Genitourinary: Dysuria, oliguria, urinary retention (males with prostatism)

Neuromuscular & skeletal: Tremor, vesicle sphincter spasm, weakness

Respiratory: Dyspnea

Miscellaneous: Tachyphylaxis

Warnings/Precautions

Concerns related to adverse effects:

• Cardiovascular effects: May cause hypertension if used prophylactically for hypotension (only indicated for treatment of hypotension).

Disease-related concerns:

• Renal impairment: Use with caution in patients with renal impairment; increased elimination half-life may occur. Carefully monitor patients with renal impairment for adverse reactions.

Special populations:

• Elderly: Use with caution in the elderly.

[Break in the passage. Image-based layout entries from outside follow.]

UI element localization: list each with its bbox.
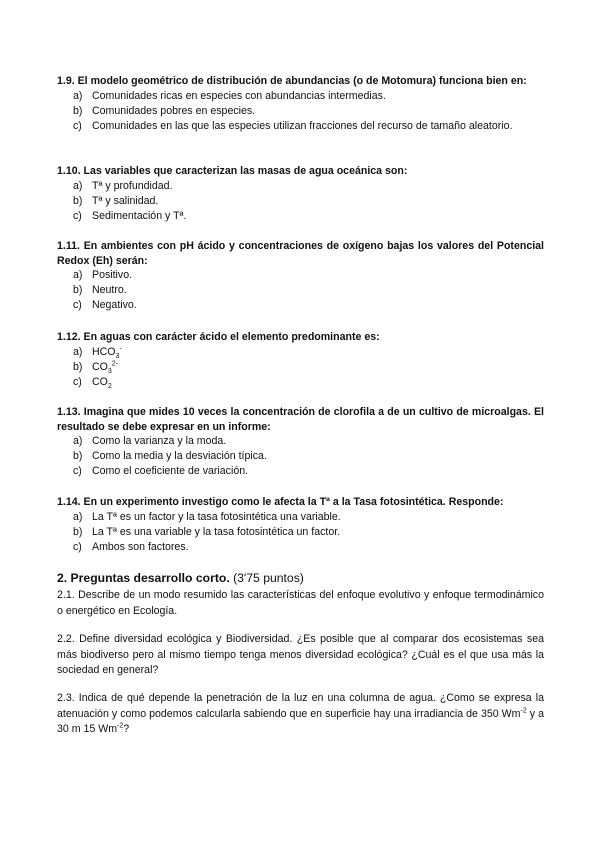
section-points: (3'75 puntos)	[233, 571, 304, 585]
formula-subscript: 2	[107, 383, 112, 391]
option	[57, 209, 544, 224]
option	[57, 510, 544, 525]
option	[57, 283, 544, 298]
paragraph-2-1: 2.1. Describe de un modo resumido las características del enfoque evolutivo y enfoque termodinámico o energético en Ecología.	[57, 589, 544, 617]
paragraph-text: 2.3. Indica de qué depende la penetración de la luz en una columna de agua. ¿Como se expresa la atenuación y como podemos calcularla sabiendo que en superficie hay una irradiancia de 350 Wm	[57, 692, 544, 720]
question-title: 1.14. En un experimento investigo como le afecta la Tª a la Tasa fotosintética. Responde:	[57, 496, 504, 508]
exponent: -2	[520, 706, 527, 714]
option	[57, 89, 544, 104]
option-letter: c)	[73, 465, 82, 478]
option	[57, 360, 544, 375]
option-text: Como la media y la desviación típica.	[92, 450, 267, 463]
option-text: Positivo.	[92, 269, 133, 281]
option-letter: b)	[73, 284, 83, 297]
paragraph-2-3	[57, 691, 544, 738]
option	[57, 104, 544, 119]
option-letter: a)	[73, 269, 83, 281]
option-text: La Tª es un factor y la tasa fotosintética una variable.	[92, 510, 341, 523]
option	[57, 194, 544, 209]
option-letter: b)	[73, 194, 83, 207]
formula-subscript: 3	[107, 367, 112, 375]
option-text: Como la varianza y la moda.	[92, 435, 227, 447]
option-letter: c)	[73, 209, 82, 222]
option	[57, 540, 544, 555]
formula-base: CO	[92, 375, 108, 388]
option-text: Tª y salinidad.	[92, 194, 159, 207]
option	[57, 179, 544, 194]
formula-base: CO	[92, 360, 108, 373]
paragraph-text: y a 30 m 15 Wm	[57, 707, 544, 735]
option-text: Tª y profundidad.	[92, 179, 173, 192]
option	[57, 434, 544, 449]
option	[57, 375, 544, 390]
question-1-10	[57, 164, 544, 224]
question-title: 1.12. En aguas con carácter ácido el elemento predominante es:	[57, 331, 380, 343]
formula-subscript: 3	[115, 352, 120, 360]
option-letter: b)	[73, 450, 83, 463]
option-text: Neutro.	[92, 284, 127, 297]
option-letter: a)	[73, 435, 83, 447]
option-letter: a)	[73, 345, 83, 358]
option	[57, 464, 544, 479]
option-text: Comunidades ricas en especies con abundancias intermedias.	[92, 89, 386, 102]
option-letter: c)	[73, 540, 82, 553]
formula-superscript: -	[119, 344, 122, 352]
question-1-12	[57, 330, 544, 390]
option-text: Sedimentación y Tª.	[92, 209, 187, 222]
question-title: 1.10. Las variables que caracterizan las masas de agua oceánica son:	[57, 165, 408, 177]
option	[57, 298, 544, 313]
section-2-heading	[57, 571, 544, 586]
option	[57, 119, 544, 134]
question-title: 1.11. En ambientes con pH ácido y concentraciones de oxígeno bajas los valores del Potencial Redox (Eh) serán:	[57, 240, 544, 267]
section-title: 2. Preguntas desarrollo corto.	[57, 571, 230, 585]
option-letter: c)	[73, 299, 82, 312]
option-letter: a)	[73, 179, 83, 192]
option	[57, 268, 544, 283]
question-1-14	[57, 495, 544, 555]
option-text: Como el coeficiente de variación.	[92, 465, 249, 478]
question-1-13	[57, 405, 544, 480]
formula-superscript: 2-	[111, 360, 119, 368]
question-title: 1.9. El modelo geométrico de distribución de abundancias (o de Motomura) funciona bien en:	[57, 75, 527, 87]
option-text: Comunidades en las que las especies utilizan fracciones del recurso de tamaño aleatorio.	[92, 119, 513, 132]
question-1-11	[57, 239, 544, 314]
option-text: La Tª es una variable y la tasa fotosintética un factor.	[92, 525, 341, 538]
paragraph-2-2: 2.2. Define diversidad ecológica y Biodiversidad. ¿Es posible que al comparar dos ecosistemas sea más biodiverso pero al mismo tiempo tenga menos diversidad ecológica? ¿Cuál es el que usa más la sociedad en general?	[57, 633, 544, 676]
option-letter: b)	[73, 360, 83, 373]
option-letter: a)	[73, 510, 83, 523]
exponent: -2	[117, 722, 124, 730]
option-letter: a)	[73, 89, 83, 102]
option-text: Comunidades pobres en especies.	[92, 104, 256, 117]
formula-base: HCO	[92, 345, 116, 358]
question-1-9	[57, 74, 544, 134]
paragraph-text: ?	[123, 723, 130, 735]
option-letter: c)	[73, 119, 82, 132]
option-letter: b)	[73, 525, 83, 538]
question-title: 1.13. Imagina que mides 10 veces la concentración de clorofila a de un cultivo de microalgas. El resultado se debe expresar en un informe:	[57, 406, 544, 433]
option	[57, 345, 544, 360]
option-letter: c)	[73, 375, 82, 388]
option-text: Negativo.	[92, 299, 137, 312]
option-letter: b)	[73, 104, 83, 117]
option	[57, 525, 544, 540]
option-text: Ambos son factores.	[92, 540, 189, 553]
option	[57, 449, 544, 464]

Other warnings/precautions:

• Tolerance: Tachyphylaxis and tolerance may develop with repeated, prolonged, or excessive administration; temporary cessation of therapy restores its effectiveness.

Monitoring Parameters

BP, pulse; monitor patients with renal impairment for adverse reactions.

Pregnancy Considerations

Metabolic acidosis has been reported in neonates following maternal use of ephedrine; monitor.

Untreated maternal hypotension during cesarean delivery is associated with adverse events, including maternal nausea and vomiting, and bradycardia and acidosis in the fetus. Ephedrine injection is used at delivery for the prevention and/or treatment of maternal hypotension associated with spinal anesthesia in women undergoing cesarean delivery (ASA 2016). Serious postpartum hypertension and possibly stroke may occur if administered with oxytocic medications.

Patient Education

What is this drug used for?

Tablets:

• It is used to treat asthma.

Injection:

• It is used to treat low blood pressure.

• It may be given to you for other reasons. Talk with the doctor.

All drugs may cause side effects. However, many people have no side effects or only have minor side effects. Call your doctor or get medical help if any of these side effects or any other side effects bother you or do not go away:

• Dizziness or headache

• Sweating a lot

• Restlessness

• Trouble sleeping

• Feeling nervous and excitable

• Upset stomach or throwing up

• Not hungry

WARNING/CAUTION: Even though it may be rare, some people may have very bad and sometimes deadly side effects when taking a drug. Tell your doctor or get medical help right away if you have any of the following signs or symptoms that may be related to a very bad side effect:

• High blood pressure like very bad headache or dizziness, passing out, or change in eyesight

• Weakness on 1 side of the body, trouble speaking or thinking, change in balance, drooping on one side of the face, or blurred eyesight

• Chest pain pain or pressure

• Fast, slow, or abnormal heartbeat

• Trouble passing urine

• Shortness of breath

• Seizures

• Signs of an allergic reaction, like rash; hives; itching; red, swollen, blistered, or peeling skin with or without fever; wheezing; tightness in the chest or throat; trouble breathing, swallowing, or talking; unusual hoarseness; or swelling of the mouth, face, lips, tongue, or throat.

Note: This is not a comprehensive list of all side effects. Talk to your doctor if you have questions.

Consumer Information Use and Disclaimer: This information should not be used to decide whether or not to take this medicine or any other medicine. Only the healthcare provider has the knowledge and training to decide which medicines are right for a specific patient. This information does not endorse any medicine as safe, effective, or approved for treating any patient or health condition. This is only a limited summary of general information about the medicine's uses from the patient education leaflet and is not intended to be comprehensive. This limited summary does NOT include all information available about the possible uses, directions, warnings, precautions, interactions, adverse effects, or risks that may apply to this medicine. This information is not intended to provide medical advice, diagnosis or treatment and does not replace information you receive from the healthcare provider. For a more detailed summary of information about the risks and benefits of using this medicine, please speak with your healthcare provider and review the entire patient education leaflet.